# Datensatz verlinken (hyperlink)



## Volker1976 (21. September 2007)

Neuer Tag, neues Problem 

Also meine Tabelle enthält unter anderem Angaben zu beteiligten Personen in Form von Namen dieser. Paralell zu dieser "Bestandstabelle" soll es auch eine "Personentabelle" geben wo dann nochmal zusätzliche Informationen zu den Personen drin stehen.

Was ich jetzt gerne hätte, wäre beim Bericht (wenn dieser in html ausgegeben wird), dass ich die Personennamen in der "Bestandstabelle" klicken kann und dann automatisch den Datensatz angezeigt bekomme mit den Personen.

Die Frage ist nun, kann man das von vorneherein mit Access lösen, oder muss ich die html dokumente oder wie auch immer die ausgabe nacher ist, per hand verlinken ?

Man merkt ich bin noch am Anfang was Access angeht


----------



## larryson (21. September 2007)

> Man merkt ich bin noch am Anfang was Access angeht



Das waren wir alle mal, also kein Problem...

Per Hand muss man (bei ordentlichem Aufbau) eigentlich nichts verlinken. Normalerweise wäre Deine "Personentabelle" mit einer ID (z. B. einem Autowert) versehen, dieser ist eindeutig.

Diese ID müsste dann auch in Deiner "Bestandstabelle" geführt werden. 

Über eine Abfrage kannst Du dann beide Tabellen verknüpfen und Dir entsprechende Felder aus den Tabellen anzeigen lassen. Diese Abfrage ist dann wieder die Grundlage für Deinen Bericht. 

Um nur Daten einer Person im Bericht anzuzeigen, bietet Dir Access (bei mir Vers. 2000) einen entsprechende Button-Assistenten an.

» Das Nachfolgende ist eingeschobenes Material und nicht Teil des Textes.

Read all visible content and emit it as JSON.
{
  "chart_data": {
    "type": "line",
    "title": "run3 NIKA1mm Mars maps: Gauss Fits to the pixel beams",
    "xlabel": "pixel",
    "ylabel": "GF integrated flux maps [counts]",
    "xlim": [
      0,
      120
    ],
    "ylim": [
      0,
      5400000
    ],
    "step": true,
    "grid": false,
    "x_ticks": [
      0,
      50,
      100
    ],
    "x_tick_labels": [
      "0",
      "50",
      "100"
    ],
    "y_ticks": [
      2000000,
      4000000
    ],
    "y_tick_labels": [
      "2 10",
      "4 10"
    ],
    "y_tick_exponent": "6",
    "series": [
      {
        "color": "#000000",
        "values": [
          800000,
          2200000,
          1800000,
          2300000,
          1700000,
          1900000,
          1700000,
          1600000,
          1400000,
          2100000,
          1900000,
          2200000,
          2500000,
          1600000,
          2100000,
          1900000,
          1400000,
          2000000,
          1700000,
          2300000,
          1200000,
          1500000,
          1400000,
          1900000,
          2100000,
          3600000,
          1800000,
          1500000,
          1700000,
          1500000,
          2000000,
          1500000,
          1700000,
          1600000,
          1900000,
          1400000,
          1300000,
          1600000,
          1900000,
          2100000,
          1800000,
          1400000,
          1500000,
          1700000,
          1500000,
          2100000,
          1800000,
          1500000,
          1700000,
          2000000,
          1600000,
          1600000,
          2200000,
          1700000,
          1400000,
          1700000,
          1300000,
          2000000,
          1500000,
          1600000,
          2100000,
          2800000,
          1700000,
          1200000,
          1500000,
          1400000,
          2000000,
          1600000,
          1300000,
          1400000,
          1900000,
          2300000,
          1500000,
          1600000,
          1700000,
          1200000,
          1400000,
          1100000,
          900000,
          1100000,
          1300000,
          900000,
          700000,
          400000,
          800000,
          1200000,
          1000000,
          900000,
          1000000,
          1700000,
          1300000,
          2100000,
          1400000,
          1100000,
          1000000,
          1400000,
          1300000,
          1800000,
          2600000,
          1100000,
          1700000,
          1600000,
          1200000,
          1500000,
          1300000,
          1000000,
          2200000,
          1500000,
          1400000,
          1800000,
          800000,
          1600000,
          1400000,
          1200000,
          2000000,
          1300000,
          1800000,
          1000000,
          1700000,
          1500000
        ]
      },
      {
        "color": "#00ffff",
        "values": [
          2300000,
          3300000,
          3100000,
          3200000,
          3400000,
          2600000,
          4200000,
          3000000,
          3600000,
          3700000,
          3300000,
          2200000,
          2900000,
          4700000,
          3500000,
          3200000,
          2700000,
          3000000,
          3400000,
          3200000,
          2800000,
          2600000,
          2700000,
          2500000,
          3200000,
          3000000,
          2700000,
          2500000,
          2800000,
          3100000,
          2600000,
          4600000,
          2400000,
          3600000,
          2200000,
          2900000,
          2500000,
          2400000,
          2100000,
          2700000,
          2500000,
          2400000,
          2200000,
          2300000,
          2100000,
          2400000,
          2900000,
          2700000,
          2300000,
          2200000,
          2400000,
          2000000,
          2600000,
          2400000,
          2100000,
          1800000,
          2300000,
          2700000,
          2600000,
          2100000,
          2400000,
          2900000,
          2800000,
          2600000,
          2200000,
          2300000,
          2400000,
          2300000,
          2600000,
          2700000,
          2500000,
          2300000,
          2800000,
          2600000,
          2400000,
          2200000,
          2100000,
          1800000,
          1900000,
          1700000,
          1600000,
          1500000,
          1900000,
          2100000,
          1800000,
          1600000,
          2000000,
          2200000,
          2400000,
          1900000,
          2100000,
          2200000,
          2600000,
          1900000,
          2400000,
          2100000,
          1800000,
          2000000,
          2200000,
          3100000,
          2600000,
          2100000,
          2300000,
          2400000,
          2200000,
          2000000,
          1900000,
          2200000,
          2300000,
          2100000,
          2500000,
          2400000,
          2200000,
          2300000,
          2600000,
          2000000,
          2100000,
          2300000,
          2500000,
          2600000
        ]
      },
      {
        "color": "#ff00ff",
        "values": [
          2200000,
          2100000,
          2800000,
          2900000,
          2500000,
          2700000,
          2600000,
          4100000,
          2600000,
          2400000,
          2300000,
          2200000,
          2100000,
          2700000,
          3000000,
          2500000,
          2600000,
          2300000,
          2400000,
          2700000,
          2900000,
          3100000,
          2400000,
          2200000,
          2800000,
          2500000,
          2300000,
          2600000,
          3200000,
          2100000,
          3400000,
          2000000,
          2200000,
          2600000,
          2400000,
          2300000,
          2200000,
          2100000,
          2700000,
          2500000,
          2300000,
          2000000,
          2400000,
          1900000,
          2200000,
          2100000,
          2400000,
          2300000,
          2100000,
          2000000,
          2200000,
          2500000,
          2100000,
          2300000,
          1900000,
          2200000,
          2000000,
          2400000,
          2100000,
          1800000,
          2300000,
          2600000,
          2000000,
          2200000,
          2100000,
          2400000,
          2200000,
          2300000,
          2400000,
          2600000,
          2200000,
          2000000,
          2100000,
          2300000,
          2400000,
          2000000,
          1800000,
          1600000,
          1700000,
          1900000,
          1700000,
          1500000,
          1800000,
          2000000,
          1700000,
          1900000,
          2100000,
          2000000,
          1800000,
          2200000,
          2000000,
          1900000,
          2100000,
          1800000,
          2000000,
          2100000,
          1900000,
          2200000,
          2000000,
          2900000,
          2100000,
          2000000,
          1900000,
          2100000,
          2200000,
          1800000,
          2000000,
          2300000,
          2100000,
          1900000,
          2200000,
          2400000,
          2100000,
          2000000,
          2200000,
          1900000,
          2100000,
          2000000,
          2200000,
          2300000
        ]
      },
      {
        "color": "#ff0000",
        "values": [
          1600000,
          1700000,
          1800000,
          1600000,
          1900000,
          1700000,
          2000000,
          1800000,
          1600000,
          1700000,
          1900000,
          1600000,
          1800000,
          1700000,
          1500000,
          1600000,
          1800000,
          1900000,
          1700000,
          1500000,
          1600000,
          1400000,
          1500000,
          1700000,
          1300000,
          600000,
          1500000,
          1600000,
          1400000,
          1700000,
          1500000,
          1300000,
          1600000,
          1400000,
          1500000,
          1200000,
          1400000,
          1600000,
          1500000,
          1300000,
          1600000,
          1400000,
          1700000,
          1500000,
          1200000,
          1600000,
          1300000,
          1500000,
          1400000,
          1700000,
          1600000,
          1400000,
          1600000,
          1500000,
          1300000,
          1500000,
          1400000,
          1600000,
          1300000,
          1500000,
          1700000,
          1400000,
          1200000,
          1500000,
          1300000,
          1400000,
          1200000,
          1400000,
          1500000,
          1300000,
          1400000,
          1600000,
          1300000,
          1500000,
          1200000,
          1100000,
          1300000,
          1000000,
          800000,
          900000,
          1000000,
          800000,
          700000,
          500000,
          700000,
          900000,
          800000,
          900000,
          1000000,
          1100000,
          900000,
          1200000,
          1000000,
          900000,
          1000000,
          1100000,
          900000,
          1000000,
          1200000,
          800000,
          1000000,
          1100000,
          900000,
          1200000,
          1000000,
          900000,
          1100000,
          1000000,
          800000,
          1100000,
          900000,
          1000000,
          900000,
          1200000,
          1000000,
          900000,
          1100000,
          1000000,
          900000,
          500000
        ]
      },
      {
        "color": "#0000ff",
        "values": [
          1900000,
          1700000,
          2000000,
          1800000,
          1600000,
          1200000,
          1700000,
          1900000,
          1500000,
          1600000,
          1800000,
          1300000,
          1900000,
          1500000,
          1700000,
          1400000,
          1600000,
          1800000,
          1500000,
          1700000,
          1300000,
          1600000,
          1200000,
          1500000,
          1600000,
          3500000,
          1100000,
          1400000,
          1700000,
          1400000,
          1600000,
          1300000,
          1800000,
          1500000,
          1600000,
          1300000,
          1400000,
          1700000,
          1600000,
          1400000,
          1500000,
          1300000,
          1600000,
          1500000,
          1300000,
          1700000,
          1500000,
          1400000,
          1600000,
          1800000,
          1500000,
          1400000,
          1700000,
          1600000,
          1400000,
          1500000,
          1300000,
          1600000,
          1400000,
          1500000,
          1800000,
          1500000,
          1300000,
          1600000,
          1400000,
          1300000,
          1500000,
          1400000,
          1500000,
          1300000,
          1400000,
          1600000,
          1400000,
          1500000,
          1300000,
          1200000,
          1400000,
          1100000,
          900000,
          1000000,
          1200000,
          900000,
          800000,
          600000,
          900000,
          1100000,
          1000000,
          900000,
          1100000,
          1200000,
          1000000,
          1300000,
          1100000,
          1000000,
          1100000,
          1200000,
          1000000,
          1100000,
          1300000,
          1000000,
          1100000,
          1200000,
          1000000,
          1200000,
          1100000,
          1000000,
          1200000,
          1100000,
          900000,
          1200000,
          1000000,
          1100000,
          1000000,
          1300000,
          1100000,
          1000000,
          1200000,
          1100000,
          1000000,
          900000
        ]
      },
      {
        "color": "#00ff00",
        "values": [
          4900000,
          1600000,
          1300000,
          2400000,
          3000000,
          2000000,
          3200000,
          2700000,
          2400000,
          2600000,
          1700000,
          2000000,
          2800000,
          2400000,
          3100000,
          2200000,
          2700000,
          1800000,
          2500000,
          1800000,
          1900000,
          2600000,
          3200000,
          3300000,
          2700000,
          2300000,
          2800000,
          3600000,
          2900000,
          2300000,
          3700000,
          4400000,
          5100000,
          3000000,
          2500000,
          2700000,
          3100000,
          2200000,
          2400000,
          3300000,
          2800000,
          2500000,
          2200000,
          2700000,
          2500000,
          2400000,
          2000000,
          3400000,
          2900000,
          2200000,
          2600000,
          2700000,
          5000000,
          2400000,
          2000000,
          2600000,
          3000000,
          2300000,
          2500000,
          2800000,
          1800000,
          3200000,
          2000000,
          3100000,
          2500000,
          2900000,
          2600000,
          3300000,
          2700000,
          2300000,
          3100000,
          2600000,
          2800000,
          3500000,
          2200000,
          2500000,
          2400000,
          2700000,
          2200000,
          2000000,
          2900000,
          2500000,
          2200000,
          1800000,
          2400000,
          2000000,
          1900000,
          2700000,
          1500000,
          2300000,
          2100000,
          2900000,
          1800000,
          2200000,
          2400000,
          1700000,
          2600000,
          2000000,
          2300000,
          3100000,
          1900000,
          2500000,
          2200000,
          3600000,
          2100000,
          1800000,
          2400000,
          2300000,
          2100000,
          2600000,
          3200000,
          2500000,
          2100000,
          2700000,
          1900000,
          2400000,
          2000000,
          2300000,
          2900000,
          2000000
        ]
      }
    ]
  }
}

Ich hoffe es war einigermaßen verständlich für Dich. Ansonsten, einfach fragen.


----------



## Volker1976 (24. September 2007)

Ok was Beziehungen sind weiß ich, und das man die bei einer Abfrage dann kombinieren kann auch. Ich denke ich habe mich etwas missverständlich ausgedrückt 

Ich meinte es eigentlich anders. Ich erstell hier eine Katalog bzw. eine Datenbank die als solcher verwendet werden soll. Nun kann ich ja DB Inhalte mittels PHP auslesen lassen. D.h. ich habe dann quasi einen DS als WebsiteAusgabe vorliegen.

Den Rest an einem Beispiel ist einfacher:

Titel der "Akte": Briefwechsel zum Thema ABC

Sonstige Daten  zur Akten

Personen: Herr X und Frau Y

so sehe dann der DS in der WebsiteAusgabe aus. 

Was ich nun gerne hätte, wäre das die Personennamen "Hyperlinks" sind. D.h. ich klicke den Namen und er öffnet mir dann den DS der Person.

Die Frage ist nun, wenn ich in der DB die Beziehungen zwischen der Tabelle für die Akten und der Tabelle für die Personendaten hergestellt habe. Macht mir PHP dann "automatisch" aus den Personennamen nen Hyperlink oder muß ich den von Hand erstellen


----------



## larryson (24. September 2007)

Hier klinke ich mich aus, da PHP (noch) nicht zu meinen Fachgebieten gehört


----------



## Volker1976 (24. September 2007)

Ok 

Trotzdem oder gerade, vielen Dank für deine Hilfe


----------